Most employers know that it’s illegal to discriminate on the basis of an applicant or employee’s national origin. It’s been illegal at least on the federal level since July 2, 1964, under Title VII. Has anything really changed? Well, sort of. The issue has come to the forefront again, as charges of national origin discrimination are again on the rise. The EEOC therefore specifically included protection of migrant and foreign workers among its top priorities in its Strategic Enforcement Plan for 2017 – 2021. That’s not all, though. Last month, for the first time since 2002, the EEOC also issued an updated Enforcement Guidance on National Origin Discrimination in the Workplace. What’s changed since then? Now, I wouldn’t bother you with a whole post on the topic if I didn’t think there were points worthy of our attention. So, let’s take a look and see what you should be paying attention to, after the jump…
(image from blog.hrusa.com)
I know that many of you may be thinking that the Enforcement Guidance may not be a big deal, that it’s subject to change, because we will be getting a new, very different President in office in just over a month. If it changes, that change will take some time. So for now, it’s still something that all you employers with 15 or more employees need to take seriously.
While you may be familiar with much of the points on national origin discrimination, the updated Guidance does have some points that are new, particularly with respect interpreting Title VII. For example, the definition of national origin discrimination is a bit more expansive. While the definition includes discrimination based on a person being from a different country, it also includes discrimination based on one’s ancestry. In other words, one who came to the United States from a foreign country and experiences employment discrimination is protected under Title VII, but so is someone who was born here, but is subjected to employment discrimination based on where his or her parents or grand-parents may have been from originally. Under this updated Enforcement Guidance, however that’s not all though. It also includes discriminatory treatment against those with physical, cultural or linguistic characteristics associated with a particular national origin group.
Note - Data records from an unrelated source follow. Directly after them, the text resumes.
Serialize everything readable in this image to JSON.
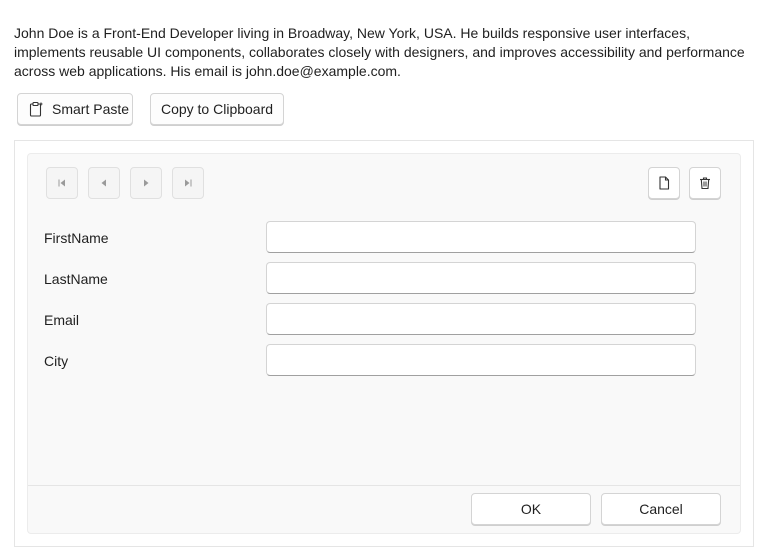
{
  "description": "John Doe is a Front-End Developer living in Broadway, New York, USA. He builds responsive user interfaces, implements reusable UI components, collaborates closely with designers, and improves accessibility and performance across web applications. His email is john.doe@example.com.",
  "toolbar": {
    "smart_paste_label": "Smart Paste",
    "copy_label": "Copy to Clipboard",
    "smart_paste_icon": "clipboard-paste-icon"
  },
  "form": {
    "nav_icons": [
      "first-page-icon",
      "previous-icon",
      "next-icon",
      "last-page-icon"
    ],
    "tool_icons": [
      "new-document-icon",
      "trash-icon"
    ],
    "fields": [
      {
        "label": "FirstName",
        "value": ""
      },
      {
        "label": "LastName",
        "value": ""
      },
      {
        "label": "Email",
        "value": ""
      },
      {
        "label": "City",
        "value": ""
      }
    ],
    "ok_label": "OK",
    "cancel_label": "Cancel"
  }
}
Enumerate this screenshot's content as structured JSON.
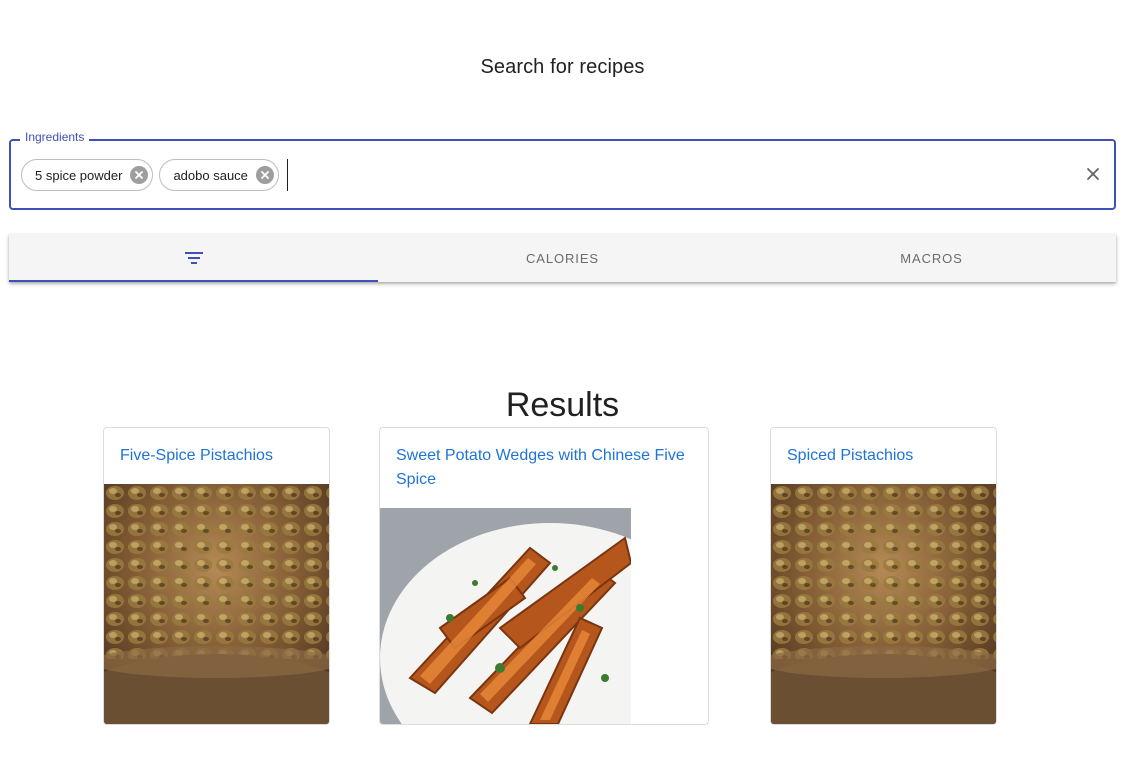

In other words, national origin discrimination also includes discrimination based on perceived national origin. That’s still not all. The EEOC also states that national origin discrimination includes discrimination against someone based on his or her association with someone of a different nationality ( a spouse of a foreigner for example).
What else is include in the Enforcement Guidance? The EEOC divides discriminatory practices based on national origin into the following four categories:
1.Recruitment: I’m assuming you know you can’t disproportionately limit job opportunities based on someone’s national origin, without running afoul of Title VII. There is one very narrow exception: different treatment of an applicant based on his/her national origin that is “job-related and consistent with business necessity”. In other words you really have to have a compelling reason, such as the employee’s safety, co-workers’ safety, or public safety in order to limit the job to certain nationalities, or to exclude certain nationalities. Here are some examples of national origin discrimination in recruitment: 1) requiring a candidate to be a citizen; 2) using only word-of-mouth recruitment methods that could result in exclusion of a disproportionate amount of migrant/foreign-born workers; 3) a staffing firm or other outside contractor complies with a business’ request and only sends candidates of certain national origins (In this case both the staff firm/contractor and the client firm are jointly liable. (Click here for a review of the concept of joint employment and discrimination liability). What can you do to avoid, or at least minimize liability in this area? The EEOC recommends that you vary your advertising, outreach and recruitment practices. Consider attending job fairs, posting job advertisements online, posting job announcements at different community organizations. The objective is to ensure a diverse applicant pool.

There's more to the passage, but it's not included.